The main lure of the island is the beach, of which there are mainly delightful ones, and the sea, which is warm, calm and lovely to soak in. There are, however, many other things to do, thanks partly to its tumultuous history, and partly because of its natural beauty. Taking a drive to the centre of the island, where life has remained relatively untouched by tourism, is a great experience (as is picking up a friendly hitchhiker and having no idea what he says to you or where he wants you to take him.), and the old villages and surrounding olive groves are serene. There is also Pantorcrator (great name) the highest point on the island. You can drive or hike up to it to enjoy the sensational panoramic views from the top. Perched right at the summit is an old monastery which still has a solitary monk living there, but, right next to and actually in the grounds of the peaceful monastery is an array of masts and pylons which give the island communication signals. There is even one that stretches high above the monastery, and looks strangely reminiscent of an Eiffel Tower that has been built by someone who has never seen it but had it described to them by a child: similar, bit at the same time really missing something. Depending on your viewpoint, these communication masts either ruin the monastery or add something quite unique and memorable. I’m undecided whether I liked it or not. It had a weird cold-war, Bond-villain feel to it, and is probably more memorable than it would otherwise have been. It’s worth going to just for the views.
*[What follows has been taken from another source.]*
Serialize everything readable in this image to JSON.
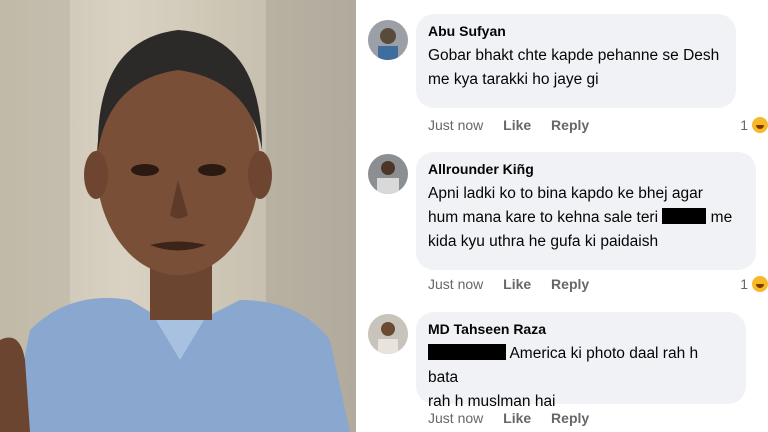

Another thing to do is to explore Corfu Town, the capital. Corfu has a rich history of invasion, occupation and cultural upheaval, and as a result there are several forts, ruins and museums to visit. The Old Fort, built on a rock right on the seafront, is good, exhibiting military buildings and fortifications, as well as an old lighthouse right at the peak of the rock, which provides great views across the town and the coast. There is also the New Fort, which, despite being the newer of the two is also the more decrepit. It has decent views at the top although it is mainly empty, but is free so worth visiting. There are also several local museums, such as the museum of Asian Art. Corfu Town also has bustling shops and narrow streets, and it is fun to get lost in the labyrinthine network.

You can also find several other forts, towns and castles scattered around the island. There are byzantine castles, venetian buildings, palaces and ancient ruins to be found and explored, so culturally there is a whole history to explore. The sea also provides entertainment if you wish to scuba dive, take a boat trip, water ski or any other of the usual activities.

Overall I loved Corfu, despite the airport and the mosquitoes. It was beautiful, warm, delicious, interesting and very relaxed. It was an ideal place to escape for summer, and offers so many different things for different people. I would highly recommend.